There is a toddler adage (see “Murphy’s Law of Toddlers”) that goes like this:

If it's mine it's mine,
if it's yours it's mine,
if I like it, it is mine,
if I can take it from you it is mine,
if I am playing with something ALL of the pieces are mine,
if I think it is mine it is,
if I saw it first it's mine,
if I had it then put it down it is still mine,
if you had it then you put it down it is now mine,
if it looks like the one I have at home it is mine,
if it is broken it is yours.

To a Toddler, THAT is a winning framework. Getting what they want—that’s winning. And not getting what they want—that is losing. Losing results in a clear display of dissatisfaction marked by screaming and kicking, tears and shouts, a verbal and physical individual parade of disgruntlement. Toddlers can only hold so many possibilities in their mind at one time. They tend to be pretty dichotomous creatures, seeing the world as split into two possibilities: yes/no, good/bad, yours/mine. Anything less than the one absolute outcome of what they want is losing, big time—and “not-fair!”

Thank goodness we grow out of that!

Don’t we?

Lately I’m not so sure. I’m getting a bit worried that we are not growing into the curious, critical thinkers we need to be. Critical thinking skills are high-level skills that require the ability to reason, analyze, judge, predict, compare, contrast, and infer by looking closely at evidence—dare I say facts?—before landing on an opinion. Also sometimes referred to as a part of executive functioning skills, these abilities are essential characteristics that universities hope for in students, that companies seek in employees, and that we dream for in the leaders of our communities. High quality, evidence-based early childhood programs, like Camp Fire’s Child Development Center, and high quality professional development teach these skills.

Early education programs and families must work together to nurture these skills throughout a child’s day. Zero to Three, a national well-respected advocacy and education group, shares tips for how to help your child hone critical thinking skills in young children.

As I experience the ways that people respond to differing opinions, instead of debate, I see bullying instead of debate, I see questions meant to belittle vs questions meant to enlighten, I see us coming to places in which we, like toddlers, can only manage two possibilities—one of us is right and one of us is wrong. There is a lot of space in between. Many things can seem opposing and be true at the same time. It does not always have to be an either/or. We really do need to learn and practice skills like negotiation, debate, argument, critical thinking, and how to listen to understand, how to share an opinion with confidence and grace, how to work, to neighbor, to Facebook, to church, to shop, to and show up alongside people who think differently than we do.

Practically speaking, we just don’t get good work done without these skills. We get two people going through the motions of the moment, tearing down one another, swimming in the ignorance of the space rather than doing something constructive in the space of disagreement. On a seemingly daily basis we see examples of this play out in our politics, but they don’t have to play out this way on the playground.

We have opportunities to show some discretion in front of our children. They are learning from us. We must demonstrate an effort to be curious about things, to really explore them, to ask questions, be open about the answers—and to seek out the realities instead of reacting to or out of fear, insult, or power. It is okay to disagree. It is possible for two positives to hold truth and for us to engage from two seemingly different places at the same time. Brene’ Brown, a professor at the University of Houston who studies empathy, lists examples of what we can do at the “exact same time”:

  • Be brave and be afraid
  • Support the military and support peaceful protest
  • Support responsible gun ownership and support gun reform
  • Advocate for justice in our communities and be global activists

 It is almost always possible to agree on something—with respectful recognition of each person’s right to their opinion (hopefully based on obtainable facts). It may not feel completely satisfying to meet somewhere in the space between. However, Toddlers must learn that “this is mine” doesn’t always apply. They can both play with and share toys at the same time, and with our help they get there.

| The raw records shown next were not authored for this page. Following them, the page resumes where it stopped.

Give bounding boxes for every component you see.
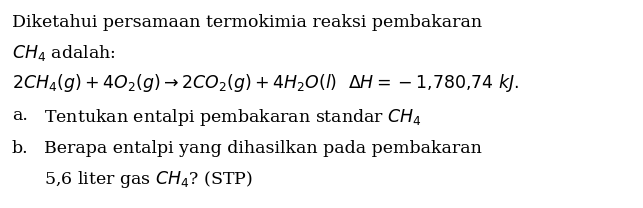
Text: 5,6 liter gas $\mathit{CH}_4$? (STP): 5,6 liter gas $\mathit{CH}_4$? (STP) xyxy=(44,169,253,190)
Text: Berapa entalpi yang dihasilkan pada pembakaran: Berapa entalpi yang dihasilkan pada pemb… xyxy=(44,140,482,157)
Text: $2\mathit{CH}_4(g)+4\mathit{O}_2(g)\rightarrow 2\mathit{CO}_2(g)+4\mathit{H}_2\m: $2\mathit{CH}_4(g)+4\mathit{O}_2(g)\righ… xyxy=(12,72,520,94)
Text: b.: b. xyxy=(12,140,29,157)
Text: Tentukan entalpi pembakaran standar $\mathit{CH}_4$: Tentukan entalpi pembakaran standar $\ma… xyxy=(44,107,422,128)
Text: Diketahui persamaan termokimia reaksi pembakaran: Diketahui persamaan termokimia reaksi pe… xyxy=(12,14,482,31)
Text: a.: a. xyxy=(12,107,28,124)
Text: $\mathit{CH}_4$ adalah:: $\mathit{CH}_4$ adalah: xyxy=(12,43,116,63)
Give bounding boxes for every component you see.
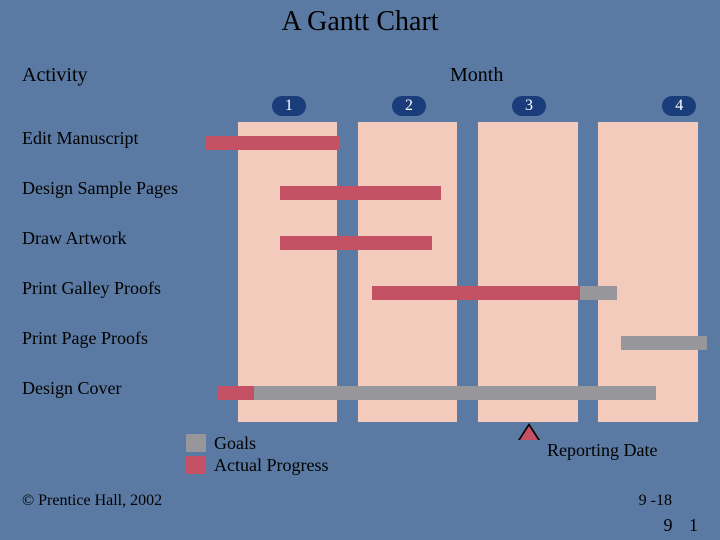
- swatch-progress: [186, 456, 206, 474]
- legend-progress-label: Actual Progress: [214, 455, 328, 476]
- activity-label: Print Galley Proofs: [22, 278, 161, 299]
- copyright: © Prentice Hall, 2002: [22, 492, 162, 510]
- reporting-marker-icon: [520, 426, 538, 440]
- header-activity: Activity: [22, 64, 88, 87]
- gantt-chart: [238, 122, 700, 422]
- activity-label: Draw Artwork: [22, 228, 126, 249]
- month-column: [598, 122, 697, 422]
- month-badge: 3: [512, 96, 546, 116]
- legend-goals-label: Goals: [214, 433, 256, 454]
- bar-progress: [206, 136, 340, 150]
- bar-goals: [621, 336, 706, 350]
- swatch-goals: [186, 434, 206, 452]
- chart-title: A Gantt Chart: [0, 6, 720, 38]
- month-column: [238, 122, 337, 422]
- month-badge: 1: [272, 96, 306, 116]
- bar-progress: [280, 236, 432, 250]
- bar-goals: [217, 386, 656, 400]
- activity-label: Edit Manuscript: [22, 128, 138, 149]
- month-column: [478, 122, 577, 422]
- month-badge: 2: [392, 96, 426, 116]
- month-column: [358, 122, 457, 422]
- corner-number: 9 1: [664, 515, 705, 536]
- legend-progress: Actual Progress: [186, 454, 328, 476]
- header-month: Month: [450, 64, 503, 87]
- reporting-date-label: Reporting Date: [547, 440, 657, 461]
- activity-label: Design Cover: [22, 378, 121, 399]
- bar-progress: [217, 386, 254, 400]
- page-number: 9 -18: [639, 492, 672, 510]
- slide: A Gantt Chart Activity Month Goals Actua…: [0, 0, 720, 540]
- month-badge: 4: [662, 96, 696, 116]
- activity-label: Design Sample Pages: [22, 178, 178, 199]
- bar-progress: [372, 286, 580, 300]
- legend: Goals Actual Progress: [186, 432, 328, 476]
- bar-progress: [280, 186, 442, 200]
- legend-goals: Goals: [186, 432, 328, 454]
- activity-label: Print Page Proofs: [22, 328, 148, 349]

Today’s politically-charged landscape can invite both conversation and disagreement. It opens the doors to deepening our knowledge from different perspectives and the freedom to share our own. For adults and for children, there are real opportunities for learning in the space between two people who disagree—at the same time. That type of learning…is winning.


Lyn Lucas is the Chief Program Officer at Camp Fire First Texas. Lyn brings more than 20 years of experience working with children and youth. Her specialties include working with children in both the non-profit and for-profit sectors, managing school-age programs and NAEYC-accredited early childhood education programs. She has served as a Program Director, Child Development Coordinator, Child Care Center Director, Regional Director, a Master Registered Trainer in early care and education and has taught numerous classes and workshops throughout North Texas. Lyn holds a Master of Education in curriculum studies and serves on the Texas Youth and Child Care Worker Association board.